The Misleading Reporting on Foreign Aid

If you’re up for reading a dutifully deceptive article on foreign aid, check what the Washington Post has to say about it. Recognition for the biggest lie in the article goes to this lovely little number:

At least since the end of World War II, foreign aid’s explicit rationale has been to spread democratic ideals and otherwise protect the United States.

Compare that to what I’ve reported here, which I’ll excerpt for precision (also listen here):

-In a June 2010 report for the Congressional Research Service, Jeremy Sharp writes that, in addition counterterrorism, aid to Middle East regimes is an attempt to “encourage peace between Israel and her Arab neighbors,” and serves for “the protection of vital petroleum supplies.” This latter justification was, of course, understood by early post-war national security planners. As a Top Secret National Security Council briefing put it in 1954, “the Near East is of great strategic, political, and economic importance,” as it “contains the greatest petroleum resources in the world” as well as “essential locations for strategic military bases in any world conflict.”

-Continued and in some cases increased foreign assistance after the September 11th attacks had the benefit of giving “the United States leverage on key foreign policy issues, since it can make assistance contingent on cooperation,” says the RAND report. But these assistance programs “can have a negative effect on democratic development by strengthening a state’s capacity for repression” and, as one study concluded “the more foreign police aid given [to repressive states], the more brutal and less democratic the police institutions and their governments become.”

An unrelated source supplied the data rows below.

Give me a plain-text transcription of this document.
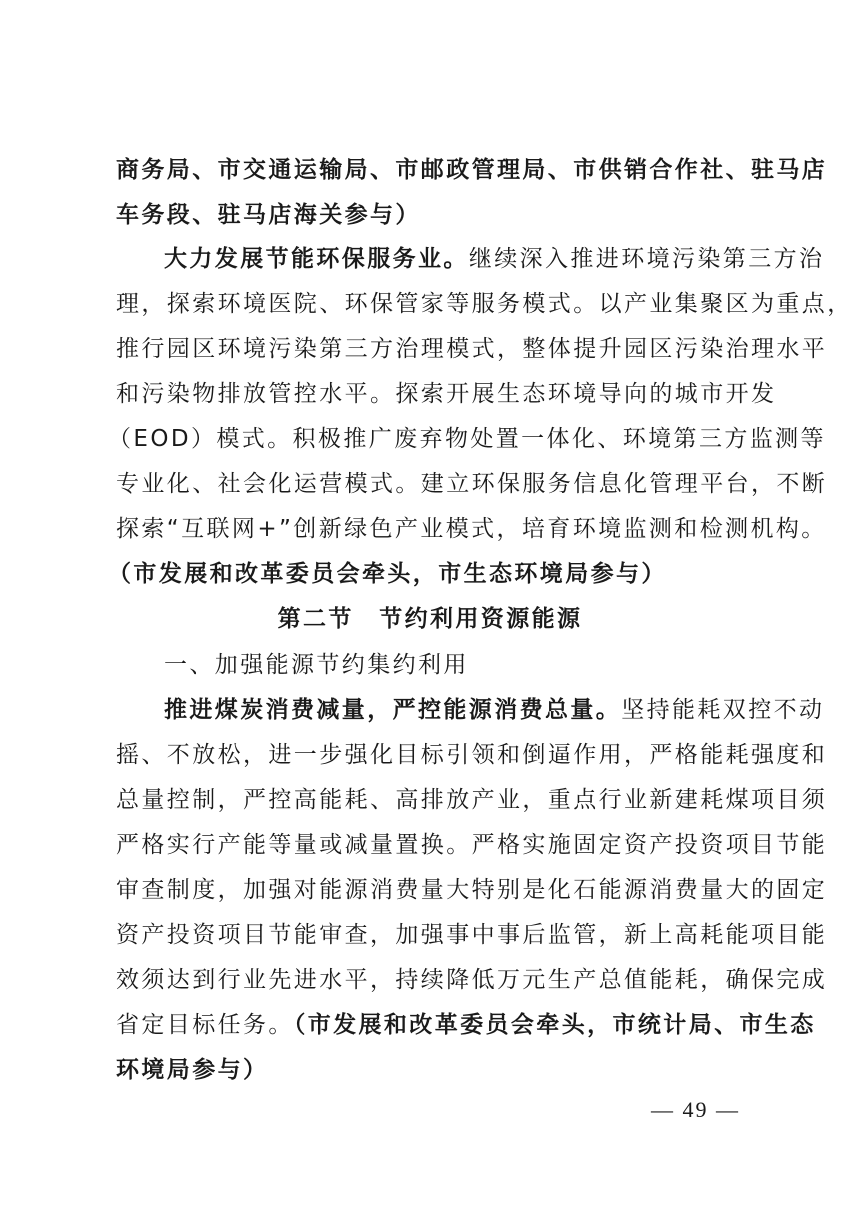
商务局、市交通运输局、市邮政管理局、市供销合作社、驻马店
车务段、驻马店海关参与）
大力发展节能环保服务业。继续深入推进环境污染第三方治
理，探索环境医院、环保管家等服务模式。以产业集聚区为重点，
推行园区环境污染第三方治理模式，整体提升园区污染治理水平
和污染物排放管控水平。探索开展生态环境导向的城市开发
（EOD）模式。积极推广废弃物处置一体化、环境第三方监测等
专业化、社会化运营模式。建立环保服务信息化管理平台，不断
探索“互联网+”创新绿色产业模式，培育环境监测和检测机构。
（市发展和改革委员会牵头，市生态环境局参与）
第二节　节约利用资源能源
一、加强能源节约集约利用
推进煤炭消费减量，严控能源消费总量。坚持能耗双控不动
摇、不放松，进一步强化目标引领和倒逼作用，严格能耗强度和
总量控制，严控高能耗、高排放产业，重点行业新建耗煤项目须
严格实行产能等量或减量置换。严格实施固定资产投资项目节能
审查制度，加强对能源消费量大特别是化石能源消费量大的固定
资产投资项目节能审查，加强事中事后监管，新上高耗能项目能
效须达到行业先进水平，持续降低万元生产总值能耗，确保完成
省定目标任务。（市发展和改革委员会牵头，市统计局、市生态
环境局参与）
— 49 —
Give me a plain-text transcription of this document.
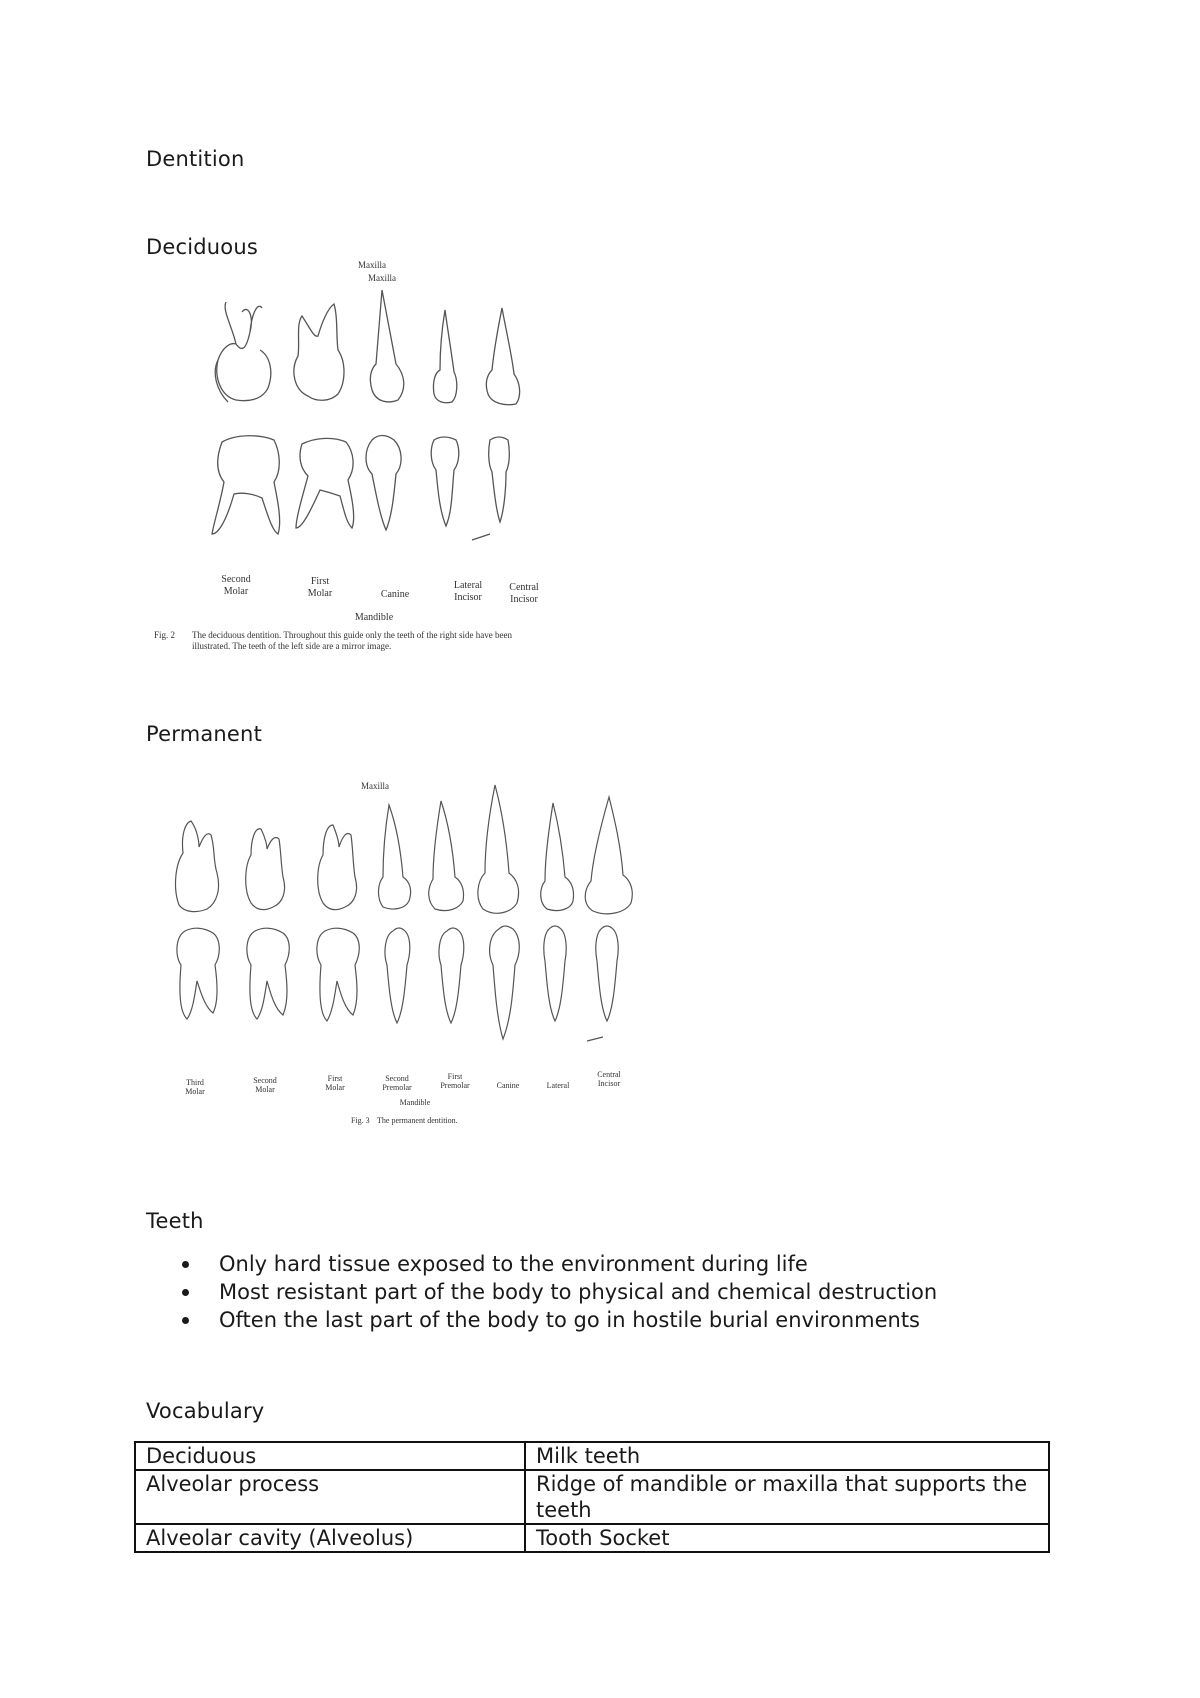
Dentition
Deciduous
Maxilla
Maxilla
Second
Molar
First
Molar	Canine
Lateral
Incisor
Central
Incisor
Mandible
Fig. 2 The deciduous dentition. Throughout this guide only the teeth of the right side have been
illustrated. The teeth of the left side are a mirror image.
Permanent
Maxilla
Third
Molar
Second
Molar
First
Molar
Second
Premolar
First
Premolar	Canine	Lateral
Central
Incisor
Mandible
Fig. 3 The permanent dentition.
Teeth
Only hard tissue exposed to the environment during life
Most resistant part of the body to physical and chemical destruction
Often the last part of the body to go in hostile burial environments
Vocabulary
Deciduous	Milk teeth
Alveolar process	Ridge of mandible or maxilla that supports the teeth
Alveolar cavity (Alveolus)	Tooth Socket
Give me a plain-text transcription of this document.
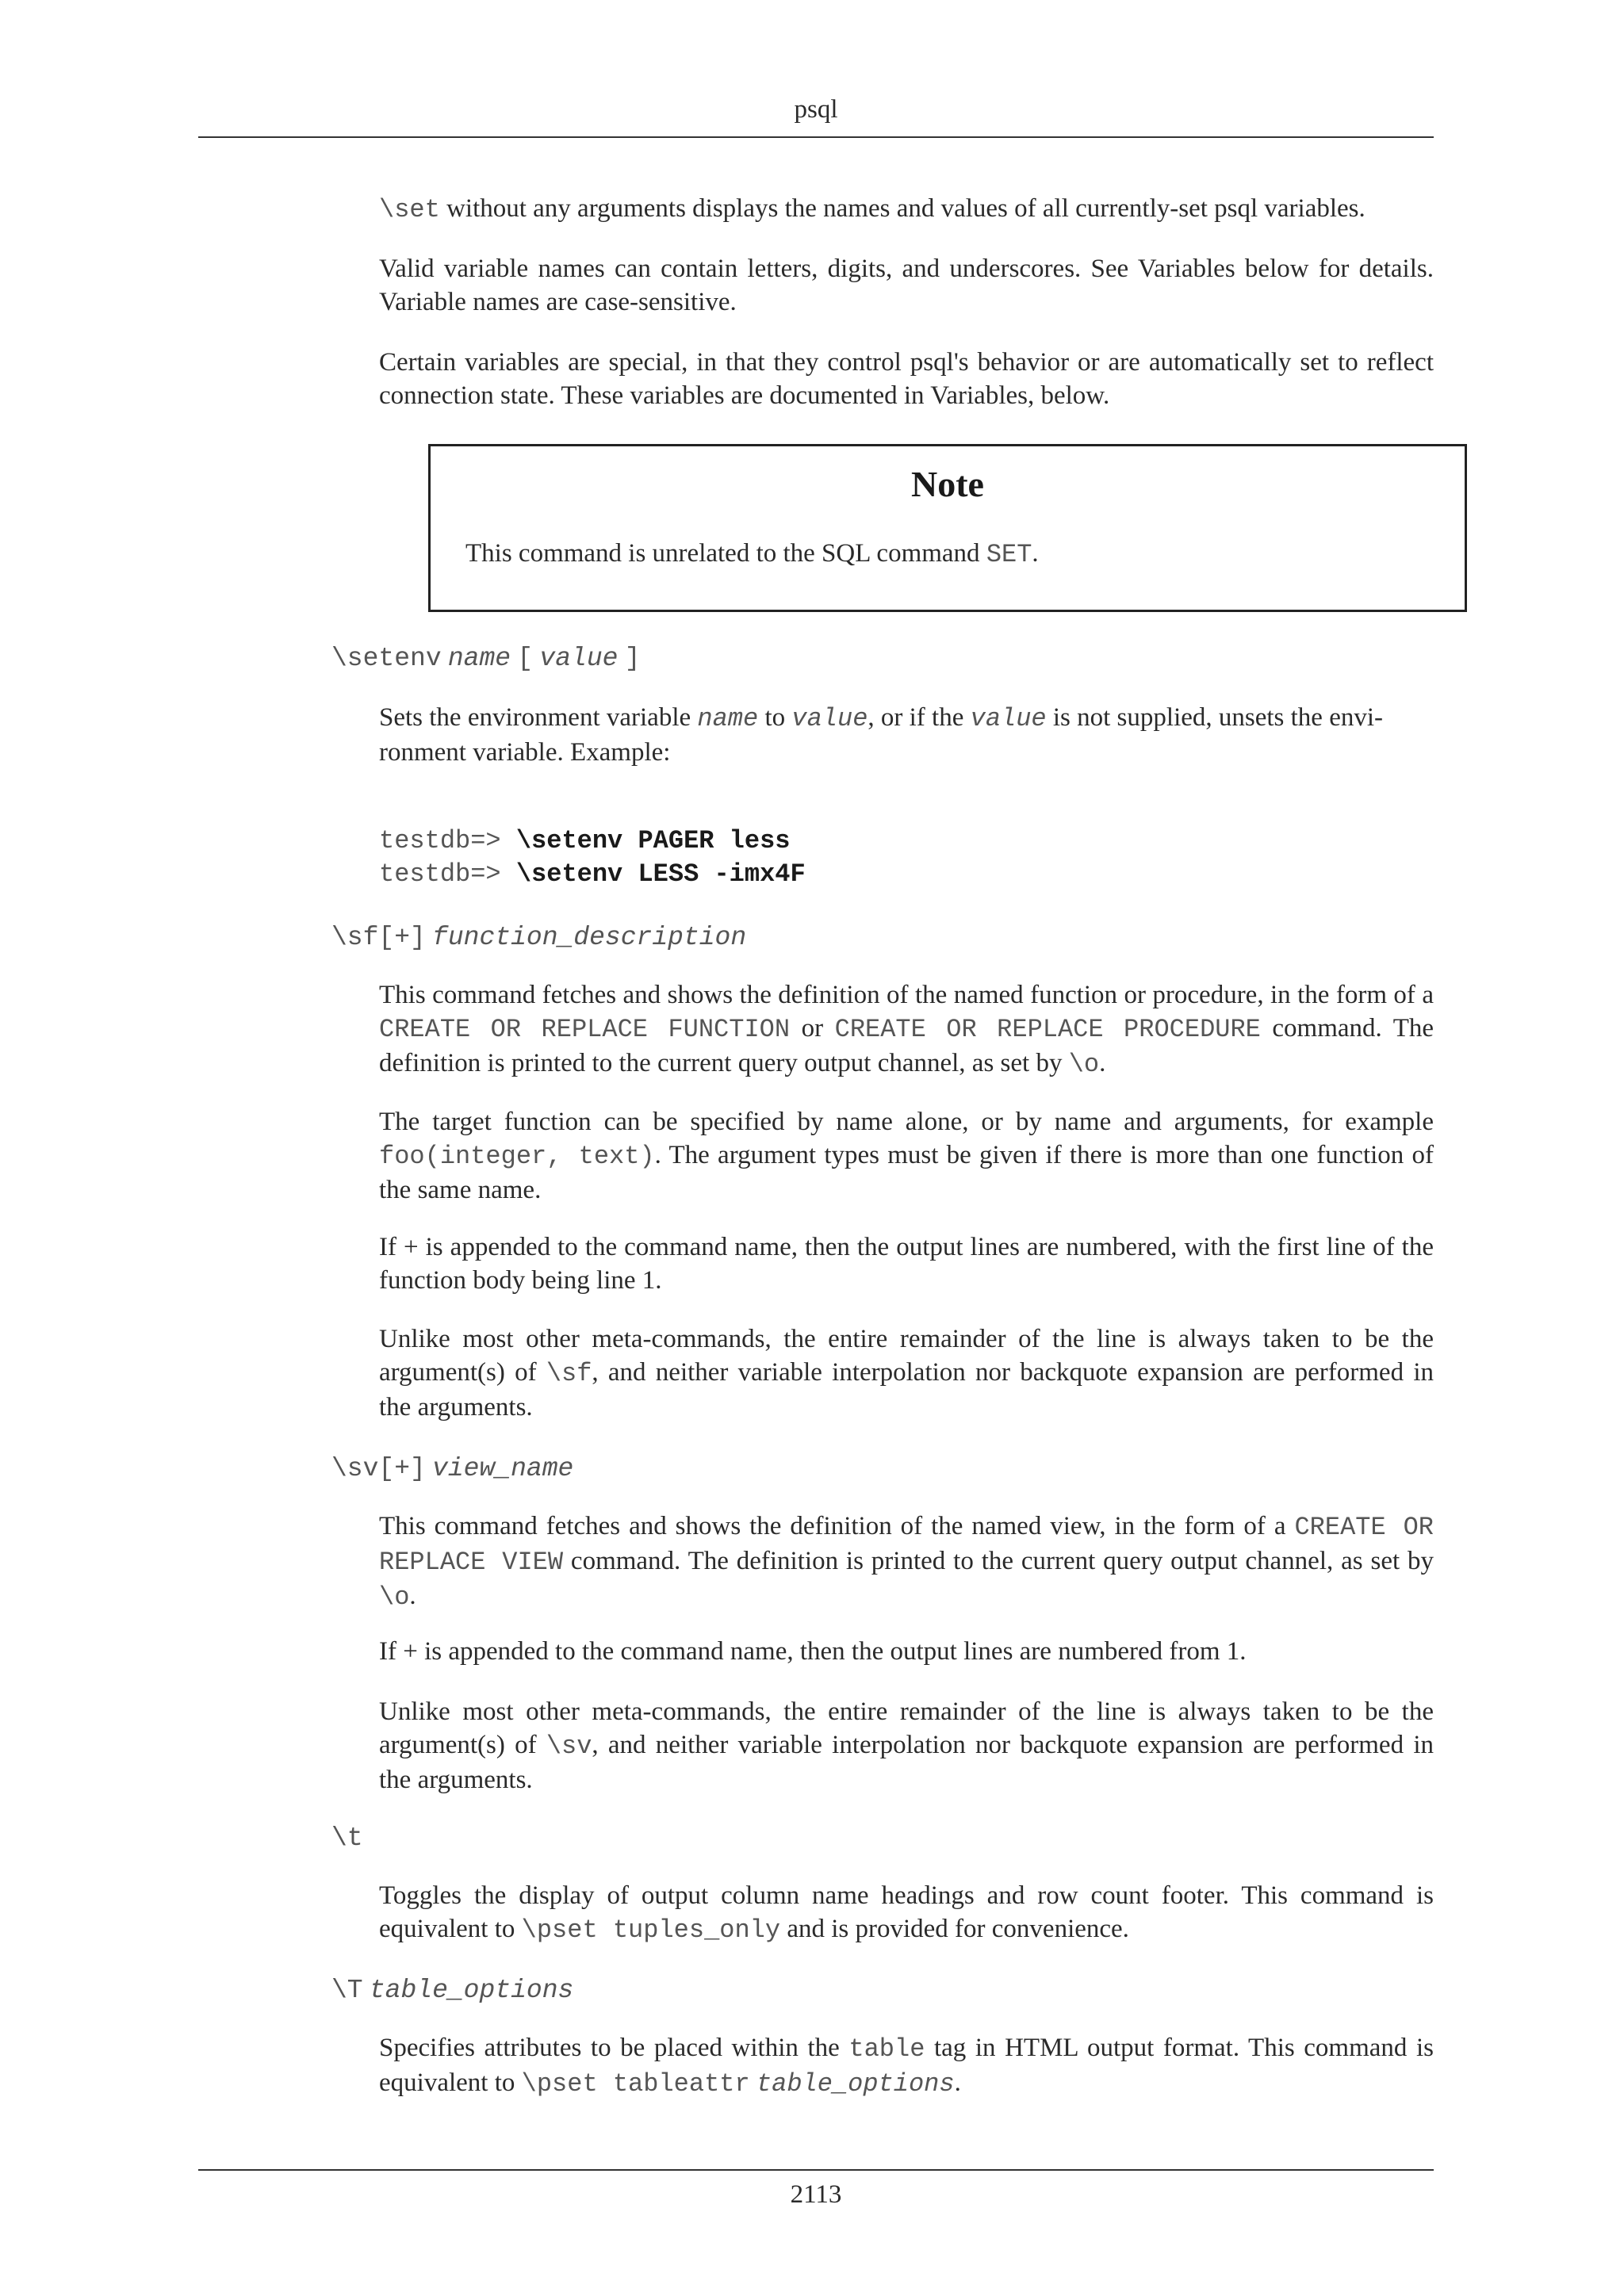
psql
\set without any arguments displays the names and values of all currently-set psql variables.
Valid variable names can contain letters, digits, and underscores. See Variables below for details. Variable names are case-sensitive.
Certain variables are special, in that they control psql's behavior or are automatically set to reflect connection state. These variables are documented in Variables, below.
Note
This command is unrelated to the SQL command SET.
\setenv name [ value ]
Sets the environment variable name to value, or if the value is not supplied, unsets the envi-
ronment variable. Example:
testdb=> \setenv PAGER less
testdb=> \setenv LESS -imx4F
\sf[+] function_description
This command fetches and shows the definition of the named function or procedure, in the form of a CREATE OR REPLACE FUNCTION or CREATE OR REPLACE PROCEDURE command. The definition is printed to the current query output channel, as set by \o.
The target function can be specified by name alone, or by name and arguments, for example foo(integer, text). The argument types must be given if there is more than one function of the same name.
If + is appended to the command name, then the output lines are numbered, with the first line of the function body being line 1.
Unlike most other meta-commands, the entire remainder of the line is always taken to be the argument(s) of \sf, and neither variable interpolation nor backquote expansion are performed in the arguments.
\sv[+] view_name
This command fetches and shows the definition of the named view, in the form of a CREATE OR REPLACE VIEW command. The definition is printed to the current query output channel, as set by \o.
If + is appended to the command name, then the output lines are numbered from 1.
Unlike most other meta-commands, the entire remainder of the line is always taken to be the argument(s) of \sv, and neither variable interpolation nor backquote expansion are performed in the arguments.
\t
Toggles the display of output column name headings and row count footer. This command is equivalent to \pset tuples_only and is provided for convenience.
\T table_options
Specifies attributes to be placed within the table tag in HTML output format. This command is equivalent to \pset tableattr table_options.
2113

Nay, by and large post-WWII foreign aid has had the aim of keeping corrupt yet controllable despots in power, so that we can be the primary influence of policy in the region without nettlesome objections from the population. As far as “protecting” the United States, well that’s true. Except “protect” here has a technical meaning: it means “benefitting the entrenched interests while endangering ordinary Americans.”

The Post article also laments recent cuts to foreign aid. Admittedly, the cuts are primarily in the realm of needy countries, but the article of course fails to mention the realm of security interests, which has not been touched (for example).